Successive Concepet Bottleneck Interface
you need ocatari
Select object extractor by setting env var 'SCOBI_OBJ_EXTRACTOR'. Supported values: 'OC_Atari', 'Noisy_OC_Atari'.
from scobi import Environment
# Minimal init, not interactive, no focus dir/file specified, empirical observation space normalization active
env = Environment(env_name='PongDeterministic-v4')
env.reset()
obs, scobi_reward, truncated, terminated, info = env.step(1)
env.action_space # Discrete(6)
env.action_space_description # ['NOOP', 'FIRE', 'RIGHT', 'LEFT', 'RIGHTFIRE', 'LEFTFIRE']
env.observation_space # Box(-1000.0, 1000.0, (81,), float32)
env.observation_space_description # [['POSITION', 'ball'], ['POSITION', 'enemy'], ['POSITION', 'player'], ...
env.original_reward # ALE reward
env.original_obs # ALE obs
env.close()
# Extensive init, interactive, custom fcous dir and focus file, empirical observation space normalization not active
env = Environment(env_name='PongDeterministic-v4', focus_dir="my_focusfiles", focus_file="pruned_pong.yaml")
env.reset()
obs, scobi_reward, truncated, terminated, info = env.step(1)

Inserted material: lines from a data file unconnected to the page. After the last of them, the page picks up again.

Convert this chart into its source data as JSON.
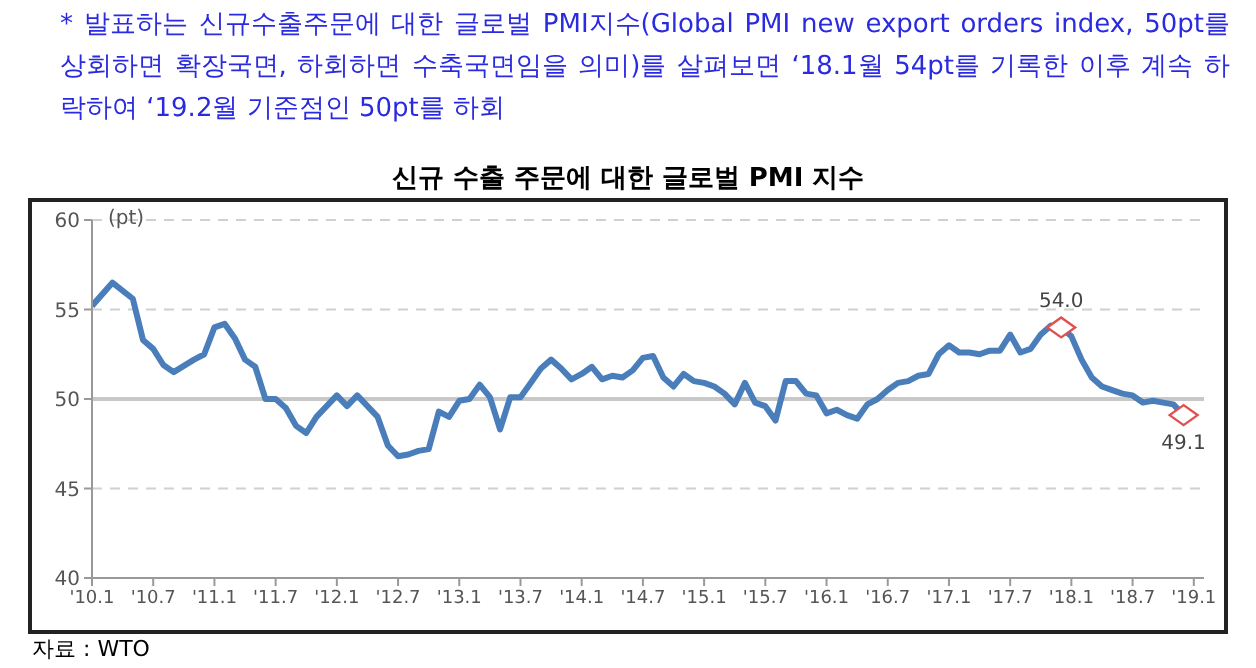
{
  "chart_data": {
    "type": "line",
    "title": "신규 수출 주문에 대한 글로벌 PMI 지수",
    "subtitle": "* 발표하는 신규수출주문에 대한 글로벌 PMI지수(Global PMI new export orders index, 50pt를 상회하면 확장국면, 하회하면 수축국면임을 의미)를 살펴보면 ‘18.1월 54pt를 기록한 이후 계속 하락하여 ‘19.2월 기준점인 50pt를 하회",
    "ylabel": "(pt)",
    "annotations": [
      {
        "text": "54.0",
        "x": "2017-12",
        "y": 54.0
      },
      {
        "text": "49.1",
        "x": "2018-12",
        "y": 49.1
      },
      "자료 : WTO"
    ],
    "series": [
      {
        "type": "line",
        "color": "#4a7ebb",
        "marker": "none",
        "x": [
          "2010-01",
          "2010-03",
          "2010-05",
          "2010-06",
          "2010-07",
          "2010-08",
          "2010-09",
          "2010-11",
          "2010-12",
          "2011-01",
          "2011-02",
          "2011-03",
          "2011-04",
          "2011-05",
          "2011-06",
          "2011-07",
          "2011-08",
          "2011-09",
          "2011-10",
          "2011-11",
          "2012-01",
          "2012-02",
          "2012-03",
          "2012-05",
          "2012-06",
          "2012-07",
          "2012-08",
          "2012-09",
          "2012-10",
          "2012-11",
          "2012-12",
          "2013-01",
          "2013-02",
          "2013-03",
          "2013-04",
          "2013-05",
          "2013-06",
          "2013-07",
          "2013-08",
          "2013-09",
          "2013-10",
          "2013-11",
          "2013-12",
          "2014-01",
          "2014-02",
          "2014-03",
          "2014-04",
          "2014-05",
          "2014-06",
          "2014-07",
          "2014-08",
          "2014-09",
          "2014-10",
          "2014-11",
          "2014-12",
          "2015-01",
          "2015-02",
          "2015-03",
          "2015-04",
          "2015-05",
          "2015-06",
          "2015-07",
          "2015-08",
          "2015-09",
          "2015-10",
          "2015-11",
          "2015-12",
          "2016-01",
          "2016-02",
          "2016-03",
          "2016-04",
          "2016-05",
          "2016-06",
          "2016-07",
          "2016-08",
          "2016-09",
          "2016-10",
          "2016-11",
          "2016-12",
          "2017-01",
          "2017-02",
          "2017-03",
          "2017-04",
          "2017-05",
          "2017-06",
          "2017-07",
          "2017-08",
          "2017-09",
          "2017-10",
          "2017-11",
          "2017-12",
          "2018-01",
          "2018-02",
          "2018-03",
          "2018-04",
          "2018-05",
          "2018-06",
          "2018-07",
          "2018-08",
          "2018-09",
          "2018-10",
          "2018-11",
          "2018-12"
        ],
        "values": [
          55.2,
          56.5,
          55.6,
          53.3,
          52.8,
          51.9,
          51.5,
          52.2,
          52.5,
          54.0,
          54.2,
          53.4,
          52.2,
          51.8,
          50.0,
          50.0,
          49.5,
          48.5,
          48.1,
          49.0,
          50.2,
          49.6,
          50.2,
          49.0,
          47.4,
          46.8,
          46.9,
          47.1,
          47.2,
          49.3,
          49.0,
          49.9,
          50.0,
          50.8,
          50.1,
          48.3,
          50.1,
          50.1,
          50.9,
          51.7,
          52.2,
          51.7,
          51.1,
          51.4,
          51.8,
          51.1,
          51.3,
          51.2,
          51.6,
          52.3,
          52.4,
          51.2,
          50.7,
          51.4,
          51.0,
          50.9,
          50.7,
          50.3,
          49.7,
          50.9,
          49.8,
          49.6,
          48.8,
          51.0,
          51.0,
          50.3,
          50.2,
          49.2,
          49.4,
          49.1,
          48.9,
          49.7,
          50.0,
          50.5,
          50.9,
          51.0,
          51.3,
          51.4,
          52.5,
          53.0,
          52.6,
          52.6,
          52.5,
          52.7,
          52.7,
          53.6,
          52.6,
          52.8,
          53.6,
          54.1,
          54.0,
          53.5,
          52.2,
          51.2,
          50.7,
          50.5,
          50.3,
          50.2,
          49.8,
          49.9,
          49.8,
          49.7,
          49.1
        ]
      },
      {
        "type": "scatter",
        "color": "#e05050",
        "marker": "diamond",
        "x": [
          "2017-12",
          "2018-12"
        ],
        "values": [
          54.0,
          49.1
        ]
      }
    ],
    "xlim": [
      "2010-01",
      "2019-02"
    ],
    "xticks": [
      {
        "value": "2010-01",
        "label": "'10.1"
      },
      {
        "value": "2010-07",
        "label": "'10.7"
      },
      {
        "value": "2011-01",
        "label": "'11.1"
      },
      {
        "value": "2011-07",
        "label": "'11.7"
      },
      {
        "value": "2012-01",
        "label": "'12.1"
      },
      {
        "value": "2012-07",
        "label": "'12.7"
      },
      {
        "value": "2013-01",
        "label": "'13.1"
      },
      {
        "value": "2013-07",
        "label": "'13.7"
      },
      {
        "value": "2014-01",
        "label": "'14.1"
      },
      {
        "value": "2014-07",
        "label": "'14.7"
      },
      {
        "value": "2015-01",
        "label": "'15.1"
      },
      {
        "value": "2015-07",
        "label": "'15.7"
      },
      {
        "value": "2016-01",
        "label": "'16.1"
      },
      {
        "value": "2016-07",
        "label": "'16.7"
      },
      {
        "value": "2017-01",
        "label": "'17.1"
      },
      {
        "value": "2017-07",
        "label": "'17.7"
      },
      {
        "value": "2018-01",
        "label": "'18.1"
      },
      {
        "value": "2018-07",
        "label": "'18.7"
      },
      {
        "value": "2019-01",
        "label": "'19.1"
      }
    ],
    "ylim": [
      40,
      60
    ],
    "yticks": [
      40,
      45,
      50,
      55,
      60
    ],
    "grid": "y",
    "legend": false,
    "ref_lines": [
      {
        "axis": "y",
        "value": 50,
        "color": "#c8c8c8",
        "line_style": "solid"
      }
    ]
  }
}
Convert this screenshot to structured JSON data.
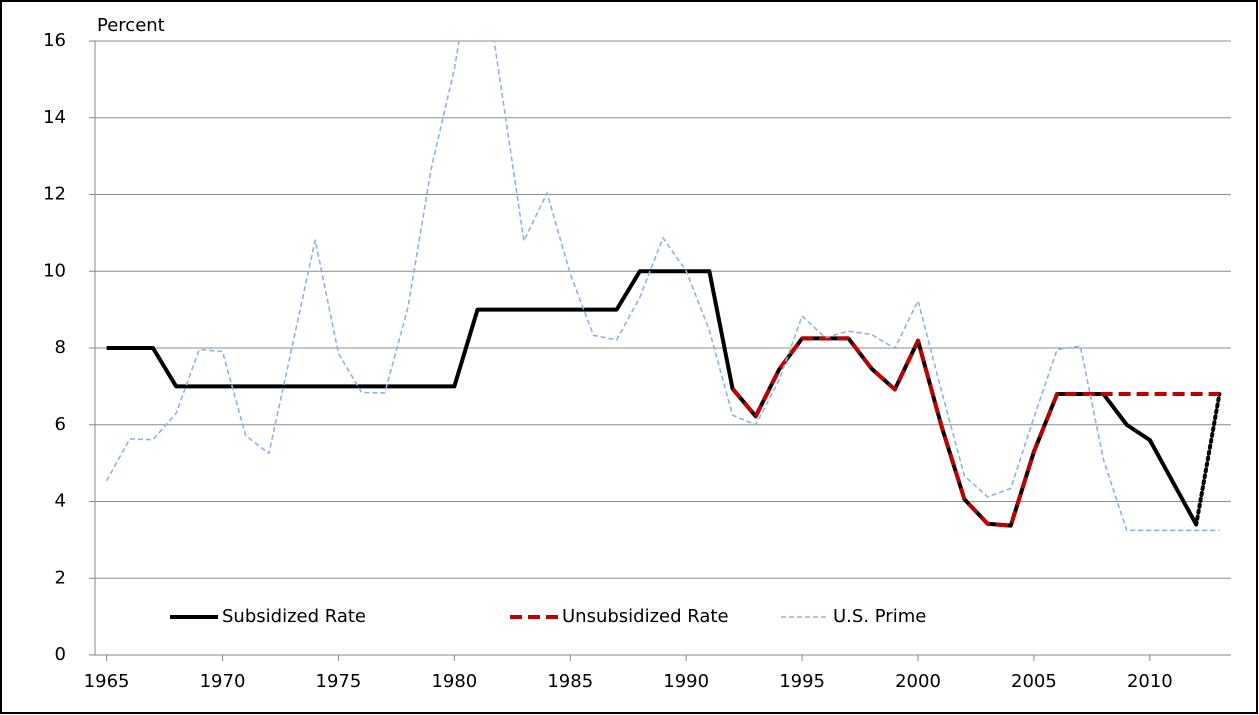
{
  "chart_data": {
    "type": "line",
    "y_label": "Percent",
    "x": [
      1965,
      1966,
      1967,
      1968,
      1969,
      1970,
      1971,
      1972,
      1973,
      1974,
      1975,
      1976,
      1977,
      1978,
      1979,
      1980,
      1981,
      1982,
      1983,
      1984,
      1985,
      1986,
      1987,
      1988,
      1989,
      1990,
      1991,
      1992,
      1993,
      1994,
      1995,
      1996,
      1997,
      1998,
      1999,
      2000,
      2001,
      2002,
      2003,
      2004,
      2005,
      2006,
      2007,
      2008,
      2009,
      2010,
      2011,
      2012,
      2013
    ],
    "series": [
      {
        "name": "Subsidized Rate",
        "color": "#000000",
        "style": "solid",
        "width": 4,
        "dotted_last_segment": true,
        "values": [
          8,
          8,
          8,
          7,
          7,
          7,
          7,
          7,
          7,
          7,
          7,
          7,
          7,
          7,
          7,
          7,
          9,
          9,
          9,
          9,
          9,
          9,
          9,
          10,
          10,
          10,
          10,
          6.94,
          6.22,
          7.43,
          8.25,
          8.25,
          8.25,
          7.46,
          6.92,
          8.19,
          5.99,
          4.06,
          3.42,
          3.37,
          5.3,
          6.8,
          6.8,
          6.8,
          6.0,
          5.6,
          4.5,
          3.4,
          6.8
        ]
      },
      {
        "name": "Unsubsidized Rate",
        "color": "#c00000",
        "style": "dashed",
        "width": 4,
        "values": [
          null,
          null,
          null,
          null,
          null,
          null,
          null,
          null,
          null,
          null,
          null,
          null,
          null,
          null,
          null,
          null,
          null,
          null,
          null,
          null,
          null,
          null,
          null,
          null,
          null,
          null,
          null,
          6.94,
          6.22,
          7.43,
          8.25,
          8.25,
          8.25,
          7.46,
          6.92,
          8.19,
          5.99,
          4.06,
          3.42,
          3.37,
          5.3,
          6.8,
          6.8,
          6.8,
          6.8,
          6.8,
          6.8,
          6.8,
          6.8
        ]
      },
      {
        "name": "U.S. Prime",
        "color": "#8db4e2",
        "style": "dashed-thin",
        "width": 1.6,
        "values": [
          4.54,
          5.63,
          5.61,
          6.3,
          7.96,
          7.91,
          5.72,
          5.25,
          8.03,
          10.81,
          7.86,
          6.84,
          6.83,
          9.06,
          12.67,
          15.27,
          18.87,
          14.86,
          10.79,
          12.04,
          9.93,
          8.33,
          8.21,
          9.32,
          10.87,
          10.01,
          8.46,
          6.25,
          6.0,
          7.15,
          8.83,
          8.27,
          8.44,
          8.35,
          7.99,
          9.23,
          6.91,
          4.67,
          4.12,
          4.34,
          6.19,
          7.96,
          8.05,
          5.09,
          3.25,
          3.25,
          3.25,
          3.25,
          3.25
        ]
      }
    ],
    "xlim": [
      1964.5,
      2013.5
    ],
    "xticks": [
      1965,
      1970,
      1975,
      1980,
      1985,
      1990,
      1995,
      2000,
      2005,
      2010
    ],
    "ylim": [
      0,
      16
    ],
    "yticks": [
      0,
      2,
      4,
      6,
      8,
      10,
      12,
      14,
      16
    ],
    "grid": true,
    "legend": "bottom-left"
  }
}
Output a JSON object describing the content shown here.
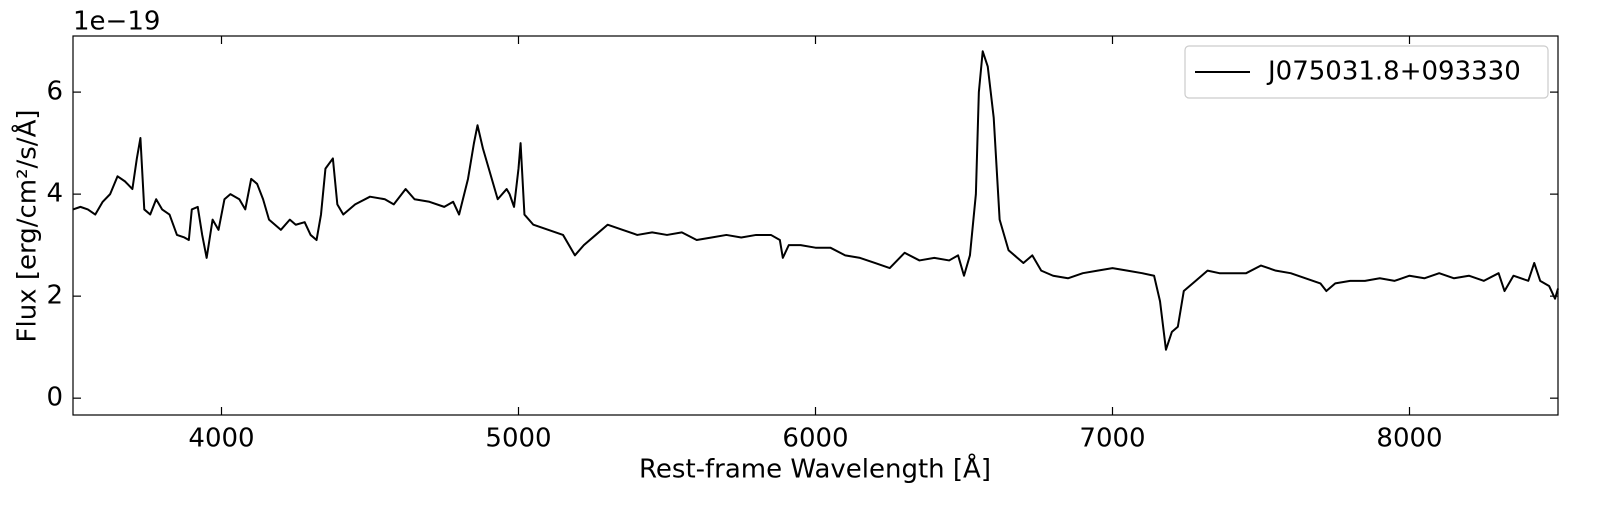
{
  "chart_data": {
    "type": "line",
    "y_offset_label": "1e−19",
    "xlabel": "Rest-frame Wavelength [Å]",
    "ylabel": "Flux [erg/cm²/s/Å]",
    "xlim": [
      3500,
      8500
    ],
    "xticks": [
      4000,
      5000,
      6000,
      7000,
      8000
    ],
    "ylim": [
      -0.33,
      7.1
    ],
    "yticks": [
      0,
      2,
      4,
      6
    ],
    "legend": "upper right",
    "x": [
      3500,
      3525,
      3550,
      3575,
      3600,
      3625,
      3650,
      3675,
      3700,
      3715,
      3727,
      3740,
      3760,
      3780,
      3800,
      3825,
      3850,
      3875,
      3890,
      3900,
      3920,
      3935,
      3950,
      3970,
      3990,
      4010,
      4030,
      4060,
      4080,
      4100,
      4120,
      4140,
      4160,
      4180,
      4200,
      4230,
      4250,
      4280,
      4300,
      4320,
      4335,
      4350,
      4375,
      4390,
      4410,
      4450,
      4500,
      4550,
      4580,
      4620,
      4650,
      4700,
      4750,
      4780,
      4800,
      4830,
      4850,
      4862,
      4880,
      4900,
      4930,
      4960,
      4970,
      4985,
      5000,
      5007,
      5020,
      5050,
      5100,
      5150,
      5190,
      5220,
      5260,
      5300,
      5350,
      5400,
      5450,
      5500,
      5550,
      5600,
      5650,
      5700,
      5750,
      5800,
      5850,
      5880,
      5890,
      5910,
      5950,
      6000,
      6050,
      6100,
      6150,
      6200,
      6250,
      6300,
      6350,
      6400,
      6450,
      6480,
      6500,
      6520,
      6540,
      6550,
      6563,
      6580,
      6600,
      6620,
      6650,
      6700,
      6730,
      6760,
      6800,
      6850,
      6900,
      6950,
      7000,
      7050,
      7100,
      7140,
      7160,
      7180,
      7200,
      7220,
      7240,
      7280,
      7320,
      7360,
      7400,
      7450,
      7500,
      7550,
      7600,
      7650,
      7700,
      7720,
      7750,
      7800,
      7850,
      7900,
      7950,
      8000,
      8050,
      8100,
      8150,
      8200,
      8250,
      8300,
      8320,
      8350,
      8400,
      8420,
      8440,
      8470,
      8490,
      8500
    ],
    "series": [
      {
        "name": "J075031.8+093330",
        "color": "#000000",
        "values": [
          3.7,
          3.75,
          3.7,
          3.6,
          3.85,
          4.0,
          4.35,
          4.25,
          4.1,
          4.7,
          5.1,
          3.7,
          3.6,
          3.9,
          3.7,
          3.6,
          3.2,
          3.15,
          3.1,
          3.7,
          3.75,
          3.2,
          2.75,
          3.5,
          3.3,
          3.9,
          4.0,
          3.9,
          3.7,
          4.3,
          4.2,
          3.9,
          3.5,
          3.4,
          3.3,
          3.5,
          3.4,
          3.45,
          3.2,
          3.1,
          3.6,
          4.5,
          4.7,
          3.8,
          3.6,
          3.8,
          3.95,
          3.9,
          3.8,
          4.1,
          3.9,
          3.85,
          3.75,
          3.85,
          3.6,
          4.3,
          5.0,
          5.35,
          4.9,
          4.5,
          3.9,
          4.1,
          4.0,
          3.75,
          4.5,
          5.0,
          3.6,
          3.4,
          3.3,
          3.2,
          2.8,
          3.0,
          3.2,
          3.4,
          3.3,
          3.2,
          3.25,
          3.2,
          3.25,
          3.1,
          3.15,
          3.2,
          3.15,
          3.2,
          3.2,
          3.1,
          2.75,
          3.0,
          3.0,
          2.95,
          2.95,
          2.8,
          2.75,
          2.65,
          2.55,
          2.85,
          2.7,
          2.75,
          2.7,
          2.8,
          2.4,
          2.8,
          4.0,
          6.0,
          6.8,
          6.5,
          5.5,
          3.5,
          2.9,
          2.65,
          2.8,
          2.5,
          2.4,
          2.35,
          2.45,
          2.5,
          2.55,
          2.5,
          2.45,
          2.4,
          1.9,
          0.95,
          1.3,
          1.4,
          2.1,
          2.3,
          2.5,
          2.45,
          2.45,
          2.45,
          2.6,
          2.5,
          2.45,
          2.35,
          2.25,
          2.1,
          2.25,
          2.3,
          2.3,
          2.35,
          2.3,
          2.4,
          2.35,
          2.45,
          2.35,
          2.4,
          2.3,
          2.45,
          2.1,
          2.4,
          2.3,
          2.65,
          2.3,
          2.2,
          1.95,
          2.15
        ]
      }
    ]
  }
}
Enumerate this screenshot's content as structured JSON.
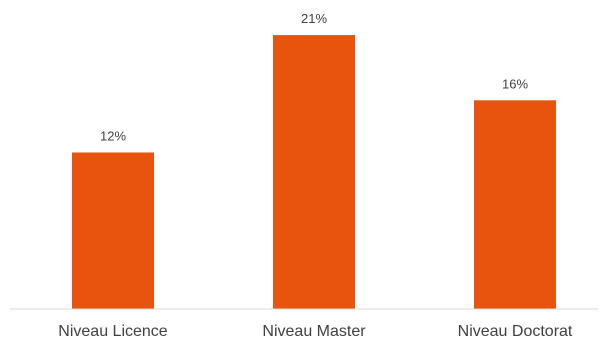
{
  "chart_data": {
    "type": "bar",
    "categories": [
      "Niveau Licence",
      "Niveau Master",
      "Niveau Doctorat"
    ],
    "values": [
      12,
      21,
      16
    ],
    "value_labels": [
      "12%",
      "21%",
      "16%"
    ],
    "unit": "%",
    "title": "",
    "xlabel": "",
    "ylabel": "",
    "ylim": [
      0,
      23
    ],
    "grid": false,
    "legend": "none",
    "bar_color": "#E8540D",
    "axis_color": "#D9D9D9",
    "text_color": "#404040"
  }
}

env.action_space # Discrete(4)
env.action_space_description # ['NOOP', 'FIRE', 'RIGHT', 'LEFT']
env.observation_space # Box(-1000.0, 1000.0, (12,), float32)
env.observation_space_description # [['POSITION', 'ball'], ['POSITION', 'enemy'], ['POSITION', 'player'], ...
env.original_reward # ALE reward
env.original_obs # ALE obs
env.close()
Reinforce Training: /experiments
python train.py --config configs/scobi/re-pong.yaml seed 42
PPO Training /baselines
python train.py -g Pong -s 42 -c 8 -r env